Thursday, May 17, 2007
A bunch of news outlets were recently publishing reports of a study that linked month of conception to a child's IQ. The researchers figured out that the kids conceived in June through August did the most poorly on standardized tests. Although I haven't read the original article, every report I've seen says that pesticide exposure at the time of conception is at fault - the idea pesticide use is typically high in the summer
And, you know, I'm willing to buy that the first three months in utero are pretty critical to a child's neurological development.
But presumably, they just did this by using the kids' birthdays, which would have also been linked to the test scores.
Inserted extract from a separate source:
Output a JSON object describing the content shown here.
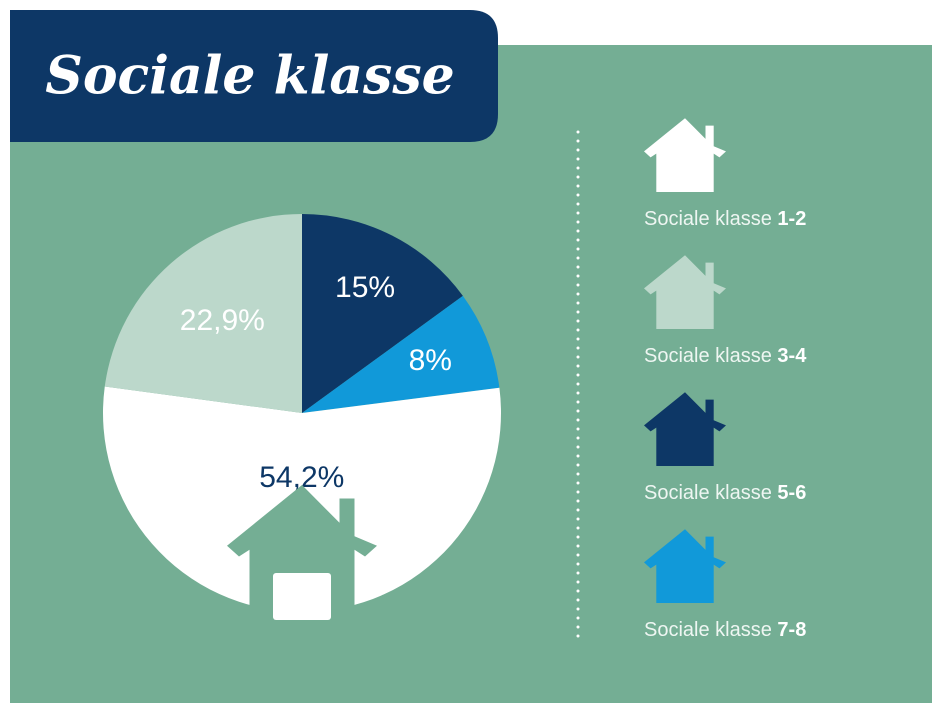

So basically, they just have good correlation between date of birth and IQ. I mean, nobody found a way to measure their actual exposure to pesticides in utero, did they?
What I'm getting at, is why did they pick pesticide exposure at conception? It seems like there could be other good correlates: what about pesticide exposure at birth? Or allergen exposure at birth. After all, working backwards, these kids would have been born in March-May: springtime! Don't people get exposed to all sorts of weirdo chemicals as they prepare their gardens? Moms could easily transfer that stuff to their kids. Or maybe the kids are being exposed to pesticides in breast milk during their first summer.
Or maybe it's something else altogether: people alter all sorts of behaviours in the summer. Maybe they eat different stuff. Maybe they're exposed to more smog. Maybe the heat causes stress hormones to be released into the circulation of Moms-to-be.
Who knows? Maybe I need to read the original paper... but for the moment I'm not convinced.